EU : CRREM (‘Carbon Risk Real Estate Monitor’) lancia uno Studio per dimostrare come «the European commercial real estate industry needs to decarbonise »

CRREM defines SCIENCE-BASED DECARBONISATION TARGETS AND PATHWAYS SPECIFICALLY FOR THE COMMERCIAL REAL ESTATE INDUSTRY. Targets are consistent with the EU commitment to LIMIT GLOBAL WARMING TO 1.5°C OR 2°C but for the first time, broken down per country and by eight property types

•                    • Current national climate pledges (NDCs) are not enough to meet the Paris goals and could lead to a 2.7 – 3.0°C global warming. More ambitious climate policies are needed and likely to come into force in the future.

•                    • CRREM emission targets and pathways for individual buildings and portfolios are derived by downscaling the remaining 1.5°/2°C consistent global carbon budget to the EU commercial real estate sector, individual countries and subsectors, for example, office or hotel.

•                    • European commercial properties will need to reduce their carbon emissions by more than 80% until 2050.

•                    • The EU commercial real estate sector is 14 years behind schedule: At the current rate of emissions the carbon budget available until 2050 will be fully consumed in 2036.

•                    • The pathways and targets provide benchmarking roadmaps for individual properties, enabling investors to assess the ‘stranding risk’ of their portfolio and pro-actively address the decarbonisation of their assets.

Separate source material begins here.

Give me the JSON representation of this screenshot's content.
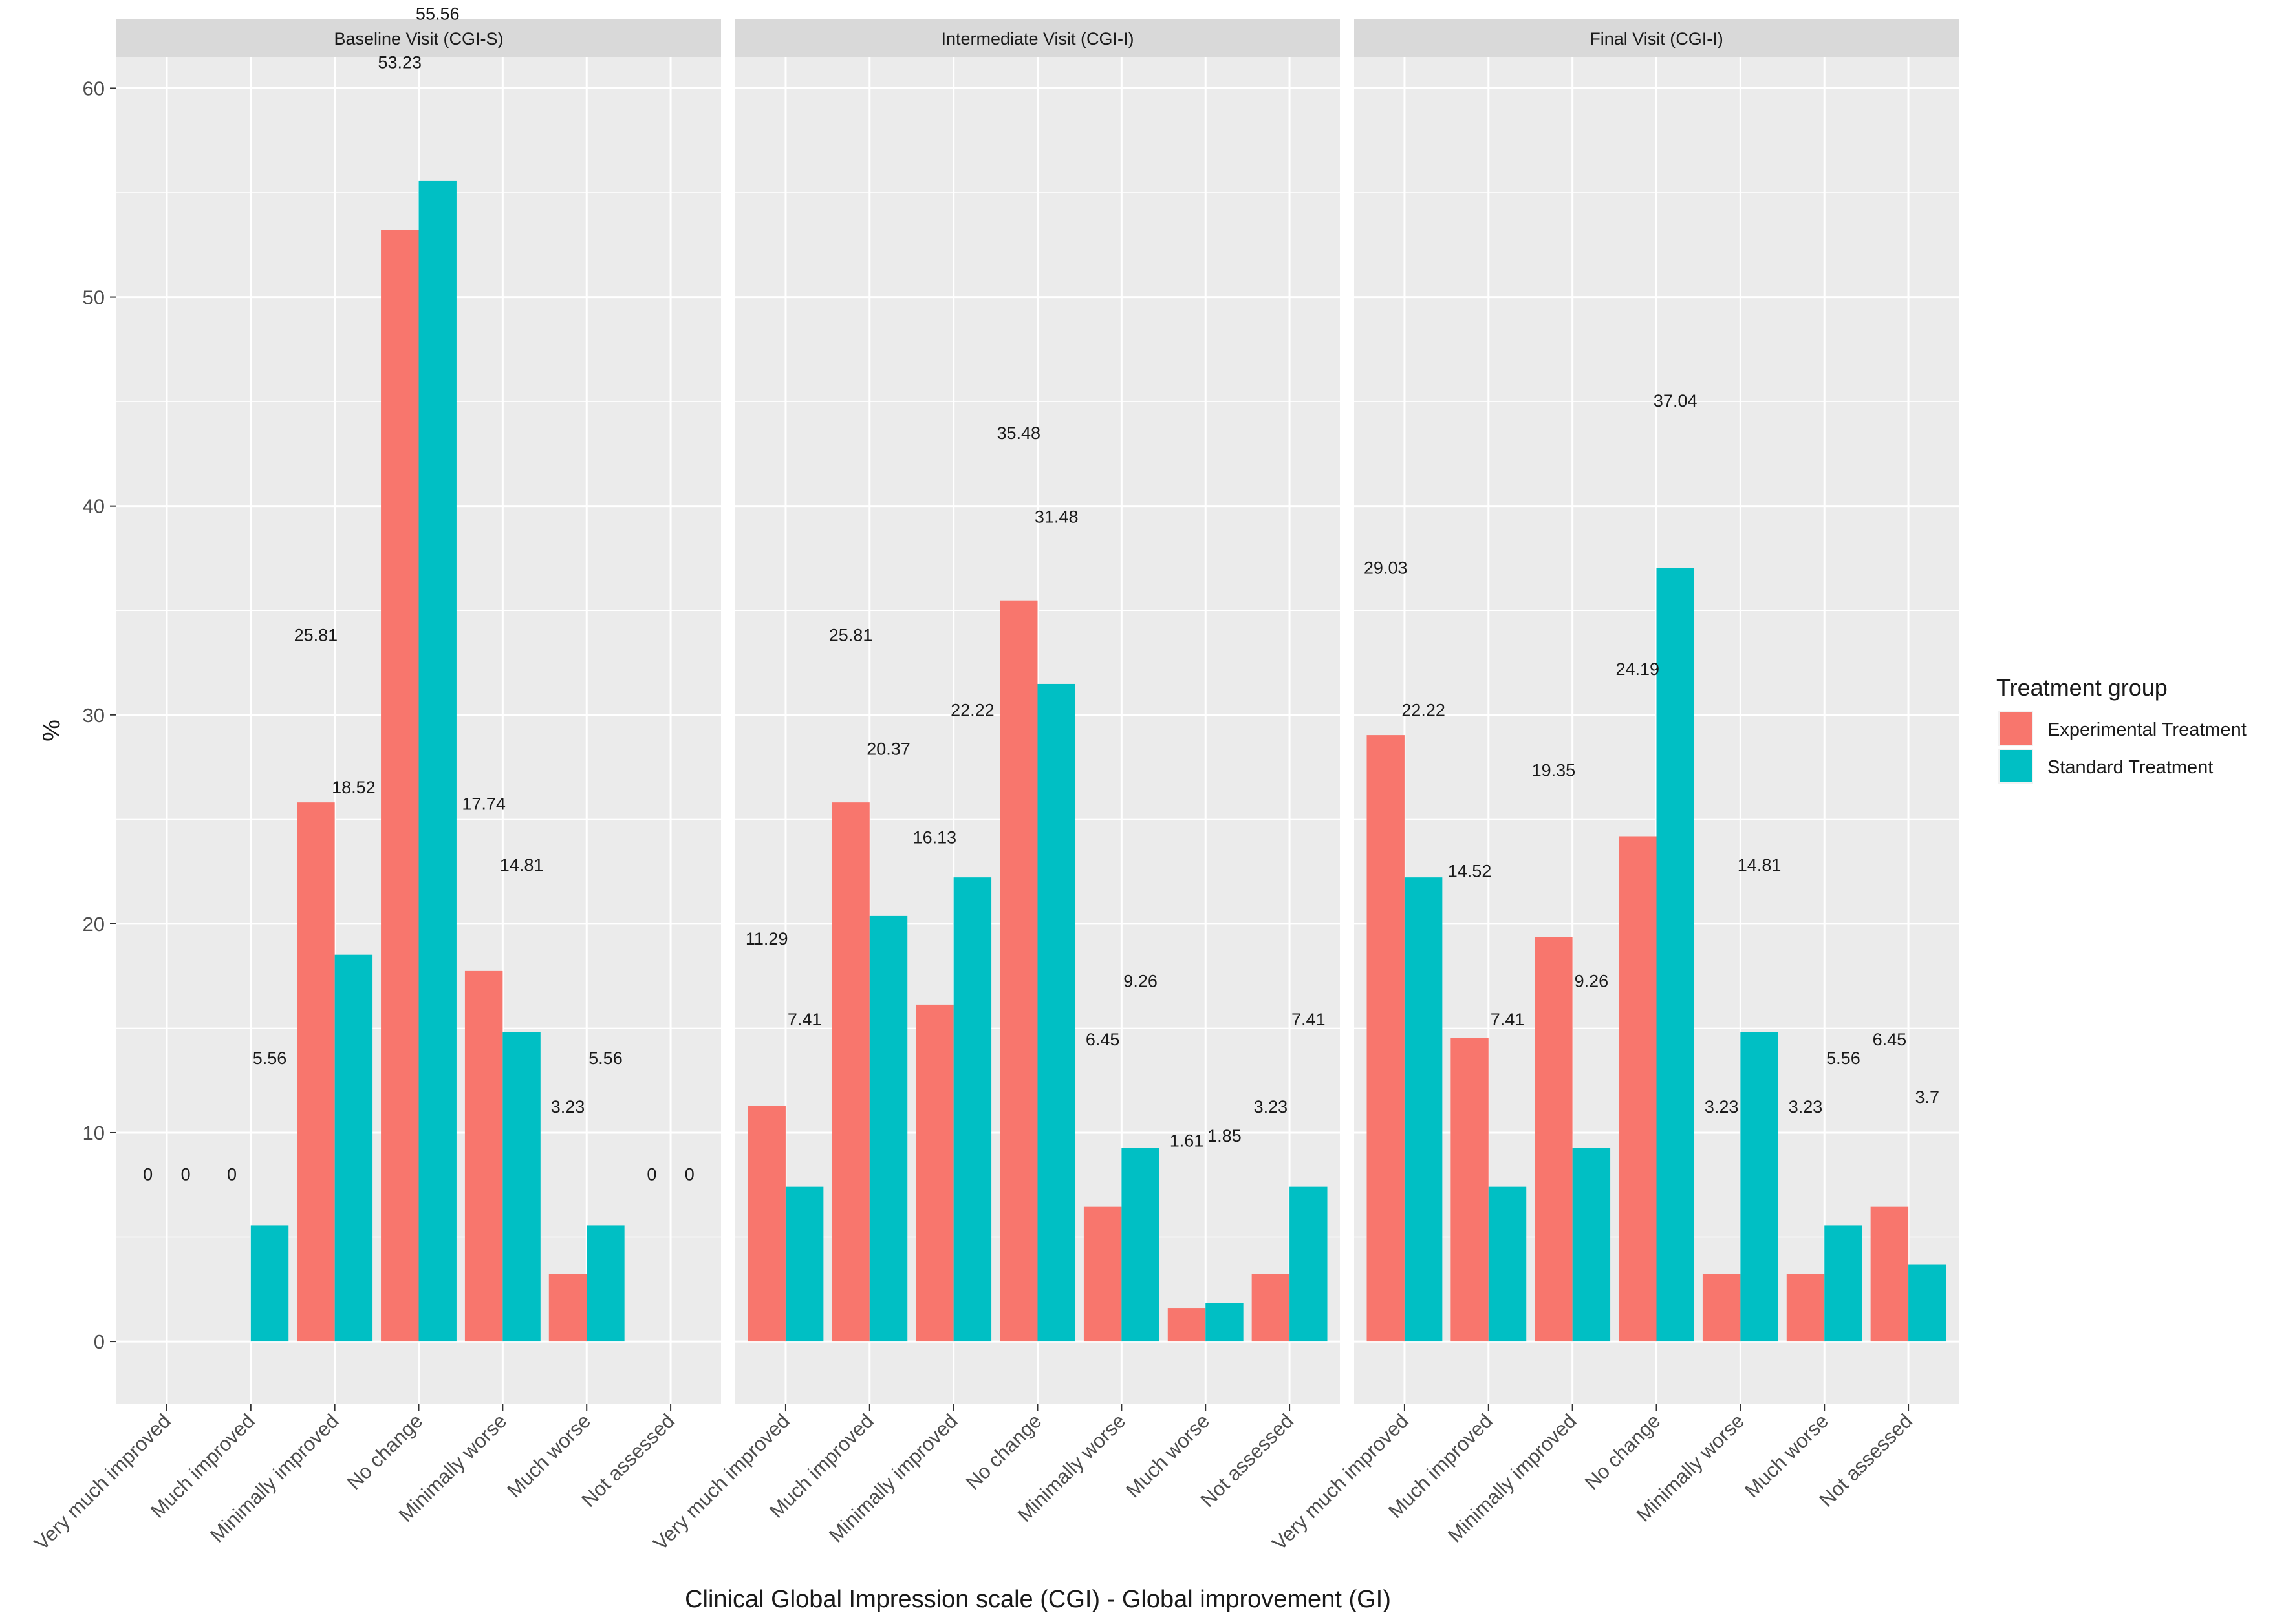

The transition to a ‘low-carbon economy’ comprises of POTENTIAL WRITE-DOWNS and DEVALUATIONS of inefficient real estate assets

•                    • The European real estate industry faces increasing ‘stranding risks’ that could equate to trillions of euros and result in fiduciary responsibilities to implement appropriate countermeasures.

•                    • Stranded assets are properties that will be increasingly exposed to the risk of early economic obsolescence because they will not meet future (regulatory) efficiency standards or market expectations. Buildings exposed to the threat of stranding risk will become less marketable and may require costly refurbishment measures.

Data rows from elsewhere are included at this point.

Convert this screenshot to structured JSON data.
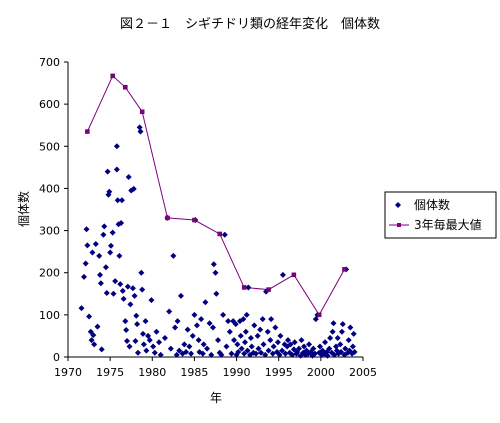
{
  "chart_data": {
    "type": "scatter",
    "title": "図２－１　シギチドリ類の経年変化　個体数",
    "xlabel": "年",
    "ylabel": "個体数",
    "xlim": [
      1970,
      2005
    ],
    "ylim": [
      0,
      700
    ],
    "x_ticks": [
      1970,
      1975,
      1980,
      1985,
      1990,
      1995,
      2000,
      2005
    ],
    "y_ticks": [
      0,
      100,
      200,
      300,
      400,
      500,
      600,
      700
    ],
    "grid": false,
    "legend_position": "right",
    "series": [
      {
        "name": "個体数",
        "kind": "scatter",
        "marker": "diamond",
        "color": "#000080",
        "points": [
          [
            1971.6,
            116
          ],
          [
            1971.9,
            190
          ],
          [
            1972.1,
            222
          ],
          [
            1972.2,
            303
          ],
          [
            1972.3,
            265
          ],
          [
            1972.5,
            96
          ],
          [
            1972.7,
            60
          ],
          [
            1972.8,
            40
          ],
          [
            1972.9,
            248
          ],
          [
            1973.0,
            52
          ],
          [
            1973.1,
            30
          ],
          [
            1973.3,
            268
          ],
          [
            1973.5,
            72
          ],
          [
            1973.7,
            240
          ],
          [
            1973.8,
            195
          ],
          [
            1973.9,
            175
          ],
          [
            1974.0,
            18
          ],
          [
            1974.2,
            290
          ],
          [
            1974.3,
            310
          ],
          [
            1974.5,
            213
          ],
          [
            1974.6,
            152
          ],
          [
            1974.7,
            440
          ],
          [
            1974.8,
            385
          ],
          [
            1974.9,
            392
          ],
          [
            1975.0,
            248
          ],
          [
            1975.1,
            264
          ],
          [
            1975.3,
            295
          ],
          [
            1975.4,
            150
          ],
          [
            1975.6,
            180
          ],
          [
            1975.8,
            445
          ],
          [
            1975.9,
            372
          ],
          [
            1975.8,
            500
          ],
          [
            1976.0,
            315
          ],
          [
            1976.1,
            240
          ],
          [
            1976.2,
            173
          ],
          [
            1976.3,
            318
          ],
          [
            1976.4,
            372
          ],
          [
            1976.5,
            157
          ],
          [
            1976.6,
            138
          ],
          [
            1976.8,
            85
          ],
          [
            1976.9,
            64
          ],
          [
            1977.0,
            38
          ],
          [
            1977.1,
            167
          ],
          [
            1977.2,
            427
          ],
          [
            1977.3,
            25
          ],
          [
            1977.4,
            125
          ],
          [
            1977.5,
            395
          ],
          [
            1977.7,
            163
          ],
          [
            1977.8,
            399
          ],
          [
            1977.9,
            145
          ],
          [
            1978.0,
            38
          ],
          [
            1978.1,
            98
          ],
          [
            1978.2,
            78
          ],
          [
            1978.3,
            10
          ],
          [
            1978.5,
            545
          ],
          [
            1978.6,
            535
          ],
          [
            1978.7,
            200
          ],
          [
            1978.8,
            160
          ],
          [
            1978.9,
            55
          ],
          [
            1979.0,
            30
          ],
          [
            1979.2,
            85
          ],
          [
            1979.3,
            15
          ],
          [
            1979.5,
            50
          ],
          [
            1979.7,
            40
          ],
          [
            1979.9,
            135
          ],
          [
            1980.1,
            25
          ],
          [
            1980.3,
            10
          ],
          [
            1980.5,
            60
          ],
          [
            1980.8,
            35
          ],
          [
            1981.0,
            5
          ],
          [
            1981.5,
            45
          ],
          [
            1981.8,
            330
          ],
          [
            1982.0,
            108
          ],
          [
            1982.2,
            20
          ],
          [
            1982.5,
            240
          ],
          [
            1982.7,
            70
          ],
          [
            1982.9,
            5
          ],
          [
            1983.0,
            85
          ],
          [
            1983.2,
            15
          ],
          [
            1983.4,
            145
          ],
          [
            1983.6,
            8
          ],
          [
            1983.8,
            30
          ],
          [
            1984.0,
            12
          ],
          [
            1984.2,
            65
          ],
          [
            1984.4,
            25
          ],
          [
            1984.6,
            8
          ],
          [
            1984.8,
            50
          ],
          [
            1985.0,
            100
          ],
          [
            1985.1,
            325
          ],
          [
            1985.3,
            75
          ],
          [
            1985.5,
            40
          ],
          [
            1985.6,
            12
          ],
          [
            1985.8,
            90
          ],
          [
            1986.0,
            8
          ],
          [
            1986.1,
            30
          ],
          [
            1986.3,
            130
          ],
          [
            1986.5,
            20
          ],
          [
            1986.8,
            80
          ],
          [
            1987.0,
            5
          ],
          [
            1987.2,
            70
          ],
          [
            1987.3,
            220
          ],
          [
            1987.5,
            200
          ],
          [
            1987.6,
            150
          ],
          [
            1987.8,
            40
          ],
          [
            1988.0,
            10
          ],
          [
            1988.2,
            5
          ],
          [
            1988.4,
            100
          ],
          [
            1988.6,
            290
          ],
          [
            1988.8,
            25
          ],
          [
            1989.0,
            85
          ],
          [
            1989.2,
            60
          ],
          [
            1989.4,
            8
          ],
          [
            1989.6,
            85
          ],
          [
            1989.7,
            40
          ],
          [
            1989.9,
            78
          ],
          [
            1990.0,
            5
          ],
          [
            1990.1,
            30
          ],
          [
            1990.2,
            12
          ],
          [
            1990.4,
            85
          ],
          [
            1990.5,
            50
          ],
          [
            1990.6,
            20
          ],
          [
            1990.8,
            90
          ],
          [
            1990.9,
            8
          ],
          [
            1991.0,
            35
          ],
          [
            1991.1,
            60
          ],
          [
            1991.2,
            100
          ],
          [
            1991.3,
            15
          ],
          [
            1991.4,
            165
          ],
          [
            1991.6,
            5
          ],
          [
            1991.7,
            45
          ],
          [
            1991.8,
            25
          ],
          [
            1992.0,
            10
          ],
          [
            1992.1,
            75
          ],
          [
            1992.3,
            8
          ],
          [
            1992.5,
            50
          ],
          [
            1992.6,
            20
          ],
          [
            1992.8,
            65
          ],
          [
            1992.9,
            10
          ],
          [
            1993.1,
            90
          ],
          [
            1993.2,
            30
          ],
          [
            1993.4,
            5
          ],
          [
            1993.5,
            155
          ],
          [
            1993.7,
            60
          ],
          [
            1993.8,
            15
          ],
          [
            1994.0,
            40
          ],
          [
            1994.1,
            90
          ],
          [
            1994.3,
            8
          ],
          [
            1994.4,
            25
          ],
          [
            1994.6,
            70
          ],
          [
            1994.8,
            12
          ],
          [
            1994.9,
            35
          ],
          [
            1995.1,
            5
          ],
          [
            1995.2,
            50
          ],
          [
            1995.4,
            15
          ],
          [
            1995.5,
            195
          ],
          [
            1995.7,
            30
          ],
          [
            1995.8,
            8
          ],
          [
            1996.0,
            25
          ],
          [
            1996.1,
            40
          ],
          [
            1996.3,
            10
          ],
          [
            1996.4,
            30
          ],
          [
            1996.6,
            5
          ],
          [
            1996.8,
            18
          ],
          [
            1996.9,
            35
          ],
          [
            1997.1,
            8
          ],
          [
            1997.2,
            12
          ],
          [
            1997.4,
            20
          ],
          [
            1997.6,
            3
          ],
          [
            1997.7,
            40
          ],
          [
            1997.9,
            10
          ],
          [
            1998.0,
            25
          ],
          [
            1998.2,
            5
          ],
          [
            1998.3,
            15
          ],
          [
            1998.5,
            8
          ],
          [
            1998.6,
            30
          ],
          [
            1998.8,
            12
          ],
          [
            1999.0,
            3
          ],
          [
            1999.1,
            20
          ],
          [
            1999.3,
            8
          ],
          [
            1999.4,
            90
          ],
          [
            1999.6,
            100
          ],
          [
            1999.8,
            10
          ],
          [
            1999.9,
            25
          ],
          [
            2000.1,
            5
          ],
          [
            2000.2,
            15
          ],
          [
            2000.4,
            8
          ],
          [
            2000.5,
            35
          ],
          [
            2000.7,
            12
          ],
          [
            2000.8,
            3
          ],
          [
            2001.0,
            20
          ],
          [
            2001.1,
            45
          ],
          [
            2001.3,
            10
          ],
          [
            2001.4,
            60
          ],
          [
            2001.5,
            80
          ],
          [
            2001.6,
            5
          ],
          [
            2001.8,
            25
          ],
          [
            2001.9,
            15
          ],
          [
            2002.0,
            45
          ],
          [
            2002.1,
            8
          ],
          [
            2002.3,
            30
          ],
          [
            2002.4,
            12
          ],
          [
            2002.5,
            60
          ],
          [
            2002.6,
            78
          ],
          [
            2002.8,
            5
          ],
          [
            2002.9,
            20
          ],
          [
            2003.0,
            208
          ],
          [
            2003.2,
            10
          ],
          [
            2003.3,
            40
          ],
          [
            2003.4,
            15
          ],
          [
            2003.5,
            70
          ],
          [
            2003.7,
            8
          ],
          [
            2003.8,
            25
          ],
          [
            2003.9,
            55
          ],
          [
            2004.0,
            12
          ]
        ]
      },
      {
        "name": "3年毎最大値",
        "kind": "line",
        "marker": "square",
        "color": "#800080",
        "points": [
          [
            1972.3,
            535
          ],
          [
            1975.3,
            667
          ],
          [
            1976.8,
            640
          ],
          [
            1978.8,
            582
          ],
          [
            1981.8,
            330
          ],
          [
            1985.0,
            325
          ],
          [
            1988.0,
            292
          ],
          [
            1990.9,
            165
          ],
          [
            1993.8,
            160
          ],
          [
            1996.8,
            195
          ],
          [
            1999.8,
            100
          ],
          [
            2002.8,
            208
          ]
        ]
      }
    ]
  }
}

STRATEGIC REACTIONS OF THE REAL ESTATE SECTOR TO MITIGATE CLIMATE-RELATED RISKS LAG BEHIND

•                    • Despite a high level of climate-related risk to the real estate industry, strategic response has been protracted and board attention needs further improvement.

•                    • Carbon efficiency assessments remains challenging for many real estate investors as a wide range of carbon accounting methodologies are applied, adding to the complexity and inconsistencies in interpretation.

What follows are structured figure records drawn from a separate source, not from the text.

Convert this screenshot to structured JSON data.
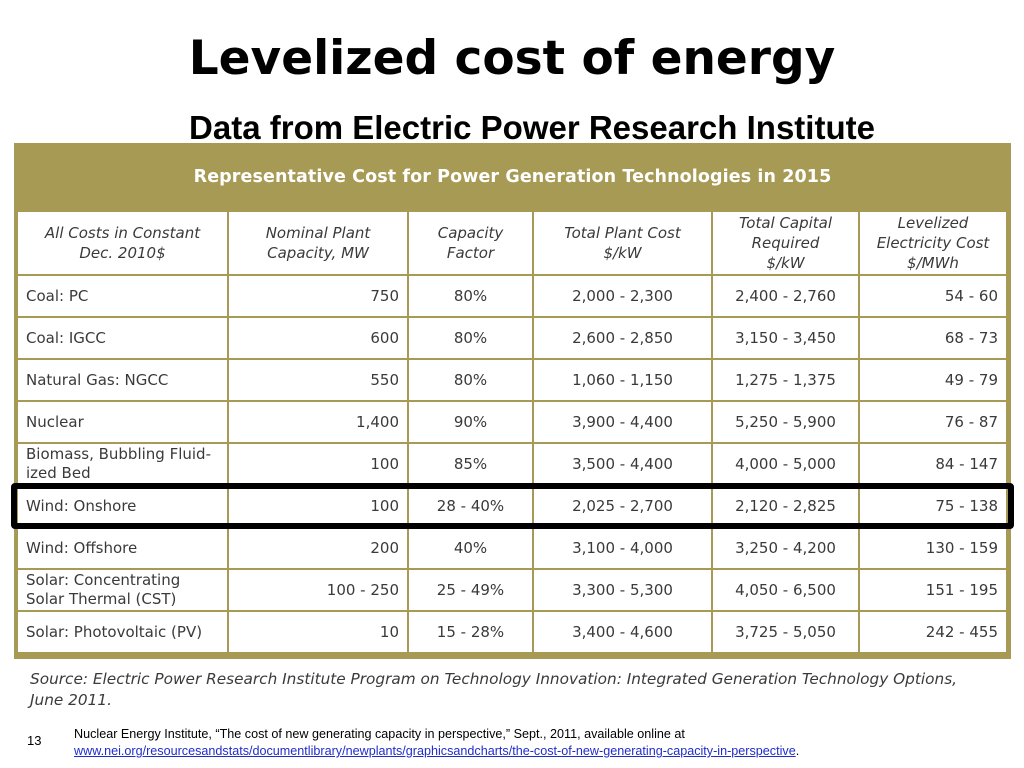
{
  "slide": {
    "title": "Levelized cost of energy",
    "subtitle": "Data from Electric Power Research Institute",
    "number": "13"
  },
  "table": {
    "caption": "Representative Cost for Power Generation Technologies in 2015",
    "headers": [
      [
        "All Costs in Constant",
        "Dec. 2010$"
      ],
      [
        "Nominal Plant",
        "Capacity, MW"
      ],
      [
        "Capacity",
        "Factor"
      ],
      [
        "Total Plant Cost",
        "$/kW"
      ],
      [
        "Total Capital",
        "Required",
        "$/kW"
      ],
      [
        "Levelized",
        "Electricity Cost",
        "$/MWh"
      ]
    ],
    "rows": [
      {
        "name": "Coal:  PC",
        "capacity": "750",
        "factor": "80%",
        "plant_cost": "2,000 - 2,300",
        "capital": "2,400 - 2,760",
        "lcoe": "54 - 60"
      },
      {
        "name": "Coal:  IGCC",
        "capacity": "600",
        "factor": "80%",
        "plant_cost": "2,600 - 2,850",
        "capital": "3,150 - 3,450",
        "lcoe": "68 - 73"
      },
      {
        "name": "Natural Gas:  NGCC",
        "capacity": "550",
        "factor": "80%",
        "plant_cost": "1,060 - 1,150",
        "capital": "1,275 - 1,375",
        "lcoe": "49 - 79"
      },
      {
        "name": "Nuclear",
        "capacity": "1,400",
        "factor": "90%",
        "plant_cost": "3,900 - 4,400",
        "capital": "5,250 - 5,900",
        "lcoe": "76 - 87"
      },
      {
        "name": "Biomass, Bubbling Fluid-ized Bed",
        "capacity": "100",
        "factor": "85%",
        "plant_cost": "3,500 - 4,400",
        "capital": "4,000 - 5,000",
        "lcoe": "84 - 147"
      },
      {
        "name": "Wind:  Onshore",
        "capacity": "100",
        "factor": "28 - 40%",
        "plant_cost": "2,025 - 2,700",
        "capital": "2,120 - 2,825",
        "lcoe": "75 - 138"
      },
      {
        "name": "Wind:  Offshore",
        "capacity": "200",
        "factor": "40%",
        "plant_cost": "3,100 - 4,000",
        "capital": "3,250 - 4,200",
        "lcoe": "130 - 159"
      },
      {
        "name": "Solar:  Concentrating Solar Thermal (CST)",
        "capacity": "100 - 250",
        "factor": "25 - 49%",
        "plant_cost": "3,300 - 5,300",
        "capital": "4,050 - 6,500",
        "lcoe": "151 - 195"
      },
      {
        "name": "Solar:  Photovoltaic (PV)",
        "capacity": "10",
        "factor": "15 - 28%",
        "plant_cost": "3,400 - 4,600",
        "capital": "3,725 - 5,050",
        "lcoe": "242 - 455"
      }
    ],
    "highlighted_row": "Wind:  Onshore",
    "source": "Source:  Electric Power Research Institute Program on Technology Innovation:  Integrated Generation Technology Options, June 2011."
  },
  "footnote": {
    "text": "Nuclear Energy Institute, “The cost of new generating capacity in perspective,” Sept., 2011, available online at",
    "link": "www.nei.org/resourcesandstats/documentlibrary/newplants/graphicsandcharts/the-cost-of-new-generating-capacity-in-perspective",
    "end": "."
  },
  "colors": {
    "panel": "#a79a54",
    "cell_text": "#3a3a3a",
    "link": "#1f2ccc",
    "highlight_border": "#000000"
  }
}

•                    • CRREM study proposes well-defined guidelines for setting carbon accounting boundaries and reporting scopes, emissions factors, on vs. off-site renewable energy generation, unregulated tenant energy consumption or the climate change impact on heating and cooling demand.

•                    • Besides emissions resulting from the operation of buildings, the embodied carbon (of energetic retrofits) will become increasingly important as the electricity grid decarbonises and additional carbon savings must be realised to meet 2050 targets

•                    • CRREM offers a comprehensive framework of strategies for investors to manage and avoid carbon risk.